Frankenshred's label, the unerringly reliable Metal on Metal Records, is marketing this CD as a trad/speed metal release in the vein of early Anthrax, Sacred Reich, Meliah Rage, CJSS, and so on. I definitely hear those comparisons. To those I would add Flotsam & Jetsam and the unheralded Connecticut band Machinery, who put out a pair of solid Anthrax-influenced CDs in the mid-90s. Frankenshred vocalist Rich McManus reminds a great deal of Machinery singer Shawn Norris, with both sounding quite a bit like raspier, throatier versions of Joey Belladonna, with a dollop of Flotsam's Eric AK tossed in for good measure. Unfortunately, Frankenshred veer off the thrashy path from time to time in favor of 90s style groovier tracks, such as the boring "Axe to grind," "I feel your pain" and "Let the punishment fit the crime". For the most part, however, this is fast-paced, exciting, thrashy stuff, with good (albeit simple and a tad repetitive) songwriting, memorable hooks and scorching guitarwork. Highlights are the exhilarating "The haunting", "Psychosis of the mind", and "Pray for your sins".

The biggest mystery surrounding 'Cauldron of evil' is why it is only seeing the light of day now. After all, the first 11 tracks (those with McManus on vocals) were recorded back in 2004, but apparently never released before now. I can't for the life of me understand why. Not only are the material and playing strong, but Frankenshred's appeal is boosted by the presence of a "name" drummer, Greg Hall (of Sacred Reich fame). Ol' Dr. Frankenshred is no newbie to the scene himself, either, having logged time in cult U.S. metal band Commandment (where he went by the name John "JR3" Remesnik).
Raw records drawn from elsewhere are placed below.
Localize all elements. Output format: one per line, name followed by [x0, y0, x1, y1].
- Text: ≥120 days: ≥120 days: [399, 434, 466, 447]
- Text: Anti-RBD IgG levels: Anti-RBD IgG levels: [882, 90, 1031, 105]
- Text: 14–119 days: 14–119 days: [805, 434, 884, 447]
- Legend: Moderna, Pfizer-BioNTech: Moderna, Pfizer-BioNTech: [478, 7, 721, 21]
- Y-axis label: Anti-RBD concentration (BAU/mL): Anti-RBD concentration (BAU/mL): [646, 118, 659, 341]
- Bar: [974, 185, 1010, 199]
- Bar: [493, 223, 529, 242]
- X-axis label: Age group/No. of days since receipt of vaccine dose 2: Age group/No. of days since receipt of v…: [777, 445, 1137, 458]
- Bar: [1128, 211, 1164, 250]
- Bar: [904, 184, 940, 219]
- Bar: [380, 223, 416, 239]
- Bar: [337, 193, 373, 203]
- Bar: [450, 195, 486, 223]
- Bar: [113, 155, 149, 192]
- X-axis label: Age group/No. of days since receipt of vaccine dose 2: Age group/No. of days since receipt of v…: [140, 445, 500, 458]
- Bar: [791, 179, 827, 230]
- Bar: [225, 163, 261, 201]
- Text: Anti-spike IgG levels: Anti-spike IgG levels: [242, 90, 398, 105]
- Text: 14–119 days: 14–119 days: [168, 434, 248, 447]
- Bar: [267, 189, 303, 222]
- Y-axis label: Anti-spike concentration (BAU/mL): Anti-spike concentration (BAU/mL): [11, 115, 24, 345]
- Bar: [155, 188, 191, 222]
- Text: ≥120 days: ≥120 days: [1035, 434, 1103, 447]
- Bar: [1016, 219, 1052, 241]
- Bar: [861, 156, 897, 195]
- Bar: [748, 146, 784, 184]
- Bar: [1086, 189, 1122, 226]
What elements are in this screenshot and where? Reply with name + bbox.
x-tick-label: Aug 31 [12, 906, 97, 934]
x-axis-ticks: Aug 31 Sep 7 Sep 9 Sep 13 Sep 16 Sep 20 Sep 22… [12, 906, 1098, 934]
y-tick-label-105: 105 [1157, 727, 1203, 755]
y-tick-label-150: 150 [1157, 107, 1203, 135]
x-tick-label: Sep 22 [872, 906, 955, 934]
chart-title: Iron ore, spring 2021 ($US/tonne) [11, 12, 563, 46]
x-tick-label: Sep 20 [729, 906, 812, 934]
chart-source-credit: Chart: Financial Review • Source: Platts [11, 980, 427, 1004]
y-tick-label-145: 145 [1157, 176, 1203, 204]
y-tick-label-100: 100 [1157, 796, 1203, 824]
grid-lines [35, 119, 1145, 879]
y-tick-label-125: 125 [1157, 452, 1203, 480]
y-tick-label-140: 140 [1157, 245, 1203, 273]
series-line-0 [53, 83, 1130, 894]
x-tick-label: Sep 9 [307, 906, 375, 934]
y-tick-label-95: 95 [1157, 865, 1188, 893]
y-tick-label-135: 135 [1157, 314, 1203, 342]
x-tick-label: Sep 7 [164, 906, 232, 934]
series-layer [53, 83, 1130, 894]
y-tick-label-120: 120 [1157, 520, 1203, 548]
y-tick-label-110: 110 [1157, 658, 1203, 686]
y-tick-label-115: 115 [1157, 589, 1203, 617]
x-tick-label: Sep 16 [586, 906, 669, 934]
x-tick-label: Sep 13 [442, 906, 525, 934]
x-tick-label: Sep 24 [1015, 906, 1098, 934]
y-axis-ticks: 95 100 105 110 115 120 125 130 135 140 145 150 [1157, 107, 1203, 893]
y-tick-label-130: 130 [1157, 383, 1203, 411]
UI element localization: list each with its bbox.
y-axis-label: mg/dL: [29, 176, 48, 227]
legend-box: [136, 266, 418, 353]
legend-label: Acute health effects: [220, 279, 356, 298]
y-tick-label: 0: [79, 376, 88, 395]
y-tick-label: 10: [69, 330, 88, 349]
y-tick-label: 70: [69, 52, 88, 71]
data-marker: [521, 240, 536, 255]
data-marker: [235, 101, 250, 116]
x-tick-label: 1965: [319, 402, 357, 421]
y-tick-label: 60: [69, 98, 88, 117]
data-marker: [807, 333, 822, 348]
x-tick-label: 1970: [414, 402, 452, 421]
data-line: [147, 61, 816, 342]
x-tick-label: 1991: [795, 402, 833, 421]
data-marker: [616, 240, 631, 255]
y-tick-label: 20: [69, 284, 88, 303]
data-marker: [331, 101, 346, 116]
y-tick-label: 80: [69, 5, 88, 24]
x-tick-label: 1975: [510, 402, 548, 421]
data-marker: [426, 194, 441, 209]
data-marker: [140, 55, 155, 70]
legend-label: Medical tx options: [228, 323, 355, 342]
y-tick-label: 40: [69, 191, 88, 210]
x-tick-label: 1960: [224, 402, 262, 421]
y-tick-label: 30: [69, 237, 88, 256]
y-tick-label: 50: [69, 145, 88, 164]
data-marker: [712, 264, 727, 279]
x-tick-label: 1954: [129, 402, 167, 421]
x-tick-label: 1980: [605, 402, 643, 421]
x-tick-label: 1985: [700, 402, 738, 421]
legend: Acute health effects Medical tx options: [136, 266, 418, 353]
Whatever the reason may be, Metal on Metal have tried to dress up the aged main course by tacking on 5 bonus tracks that Frankenshred recorded with a different vocalist and bassist in late 2008 and 2009. The bonus tracks are worthy additions to the release, despite their thinner sound, but they extend the CD's running time to a rather unwieldy 16 tracks and 67 minutes, which is just too much Frankenshred for one sitting. Still, it's good to see that Frankenshred are still writing and recording quality music today, and I'll be quite interested to hear the successor to 'Cauldron of evil', hopefully with the groove parts reined in and the tempos more consistently in high gear. For now, though, 'Cauldron of evil' is definitely worth checking out if you are intrigued by the idea of hearing the shred mentality mixed with early Anthrax, Flotsam & Jetsam, and especially Machinery, all with an emphasis on songwriting rather than showing off.